Un elemento decisivo di questa storia straordinaria lo rivela Levi in due aggettivi: «il suo modo così piano e facile di essere buono».

Ci sono molti modi di essere buoni. Quelli più comuni hanno a che fare con la volontà. Questa bontà volontaria ci piace, ed è fondamentale per vivere. Ma esiste anche un’altra bontà, quella “piana e facile” di Lorenzo, dove non ci sentiamo oggetto di particolari sforzi etici, ma siamo amati come se l’altro (quasi) non se ne accorgesse.

È un amore simile a quello della natura, delle piante, dei bambini, di qualche povero. È un altro amore, rarissimo e bellissimo.

Un’amicizia straordinaria, tra le più belle di quelle che si sono intersecate con la grande letteratura, da accostare a quella, immaginata da Dumas, tra Edmond Dantes e l’Abate Faria nel Conte di Montecristo (anche ad Auschwitz, non solo nel Castello d’If, i reclusi si sostituivano ai cadaveri per lasciare il campo).

Un’amicizia improbabile, asimmetrica (Lorenzo diede del “lei” a Primo, fino alla fine), fatta di pochissime parole e di infinita stupenda bellezza, talmente importante da determinare il nome dei due figli di Primo (Lisa Lorenza e Renzo): per un ebreo la scelta del nome dei figli è sempre qualcosa di estremamente importante.

E Lorenzo lo intuisce: «Il piacere più grande per me è stato quello di avergli messo il nome di Lisa Lorenza così porterà anche il mio nome ma spero ringraziando il Signore che non abbia da portare le mie sofferenze che ho portato nella mia vita» (p. 200).

Le cartoline di Lorenzo, con il suo italiano da seconda elementare, sono tra le pagine più belle del libro, un canto alla dignità dei poveri e dei vinti.

Nella versione teatrale del 1966 di Se questo è un uomo, Primo dona più parole a Lorenzo: «Guarda, io qui non ho nulla da darti. Forse in Italia, dopo, se me la cavo». «Che discorsi. Non ho chiesto niente. Quando una cosa è da fare, si fa. Come i muri» (p. 94). Si amano le persone come si fanno i muri, si salva un “cristiano” perché va fatto, come i muri che vanno fatti dritti perché si fa così.

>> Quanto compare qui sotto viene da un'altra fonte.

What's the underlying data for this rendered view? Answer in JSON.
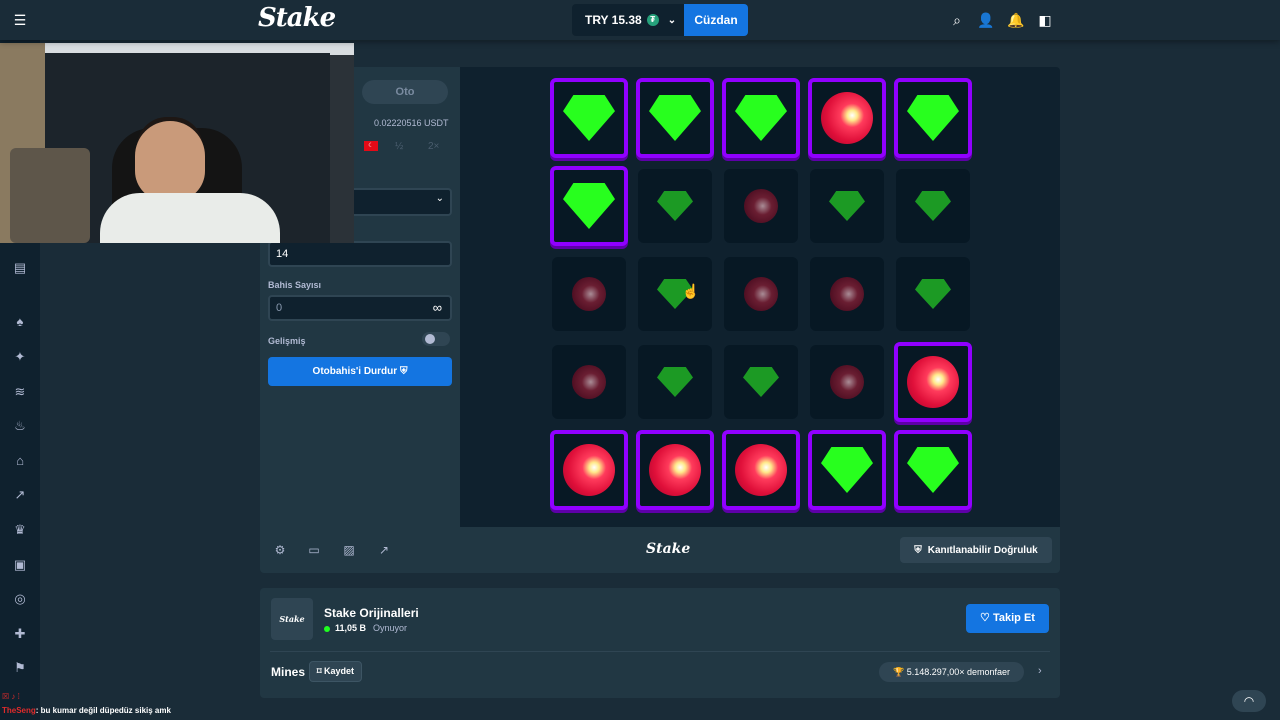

Forse solo quell’assurdo disumano poteva partorire questa bellezza quasi ultra-umana. Primo fu sempre cosciente che in quell’amicizia era accaduto qualcosa di straordinario: «Lorenzo era un uomo, la sua umanità era pura e incontaminata, egli era fuori di questo mondo di negazione. Grazie a Lorenzo mi è accaduto di non dimenticare di essere io stesso un uomo» (Se questo è un uomo, p. 144). Il lavoro ben fatto salvò Lorenzo e, in lui, salvò anche Primo. Ma quando nel giugno 1945 ,dopo un viaggio a piedi di cinque mesi tornò a casa da “Suiss” – pesava 40 kg: «Còsa vol chiel?», esclamò Giovanna, sua madre. «Ma mama, son Lorenz» (p. 159) – Lorenzo smise di fare il muratore.

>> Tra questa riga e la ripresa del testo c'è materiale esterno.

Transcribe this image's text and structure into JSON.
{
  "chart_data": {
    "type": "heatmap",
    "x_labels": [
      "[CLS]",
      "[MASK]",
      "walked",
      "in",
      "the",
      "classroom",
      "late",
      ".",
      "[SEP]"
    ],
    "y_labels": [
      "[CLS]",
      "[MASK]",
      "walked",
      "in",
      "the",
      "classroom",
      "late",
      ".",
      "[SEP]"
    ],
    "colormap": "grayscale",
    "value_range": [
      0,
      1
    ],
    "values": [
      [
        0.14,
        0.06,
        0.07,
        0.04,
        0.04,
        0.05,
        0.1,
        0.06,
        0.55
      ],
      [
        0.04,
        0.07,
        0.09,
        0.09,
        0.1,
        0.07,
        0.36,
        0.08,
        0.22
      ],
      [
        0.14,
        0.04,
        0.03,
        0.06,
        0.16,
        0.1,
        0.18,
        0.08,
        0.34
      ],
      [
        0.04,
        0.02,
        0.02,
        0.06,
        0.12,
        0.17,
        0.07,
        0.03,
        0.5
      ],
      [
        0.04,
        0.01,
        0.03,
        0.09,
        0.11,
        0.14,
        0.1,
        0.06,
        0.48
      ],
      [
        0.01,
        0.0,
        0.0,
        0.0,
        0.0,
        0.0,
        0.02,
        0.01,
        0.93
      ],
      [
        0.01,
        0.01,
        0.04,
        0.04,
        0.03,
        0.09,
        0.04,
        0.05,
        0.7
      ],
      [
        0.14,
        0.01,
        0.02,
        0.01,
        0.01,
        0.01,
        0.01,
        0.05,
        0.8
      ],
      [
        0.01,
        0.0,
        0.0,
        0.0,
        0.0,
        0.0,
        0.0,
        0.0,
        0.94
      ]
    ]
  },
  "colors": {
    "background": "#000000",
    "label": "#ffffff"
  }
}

Il lavoro non lo salvava più. Iniziò a bere, a vivere vendendo ferri vecchi, a dormire in giro, sempre ubriaco. Si ammalò di tubercolosi, e il 30 aprile del 1952 Lorenzò morì. Primo aveva cercato di aiutarlo in tutti i modi, lo visitò ogni settimana quando era in ospedale. Ma Lorenzo non voleva più vivere, aveva perso la voglia di vivere – «ne aveva vista abbastanza» (p. 204) –, e si lasciò morire. Aveva salvato Primo, ma Lorenzo non salvò sé stesso.

Primo, pochi giorni dopo il suo ritorno da “Suiss” era andato a trovarlo a Fossano, e come dono gli portò una maglia fatta a ferri, di lana di capra, con bordo rosso al collo, per ridonargli quella maglia di lana che Lorenzo gli aveva donato durante l’inverno tremendo del lager. Primo andò al suo funerale, pronunciò un breve ricordo: indossava una maglia bianca di lana (p. 218).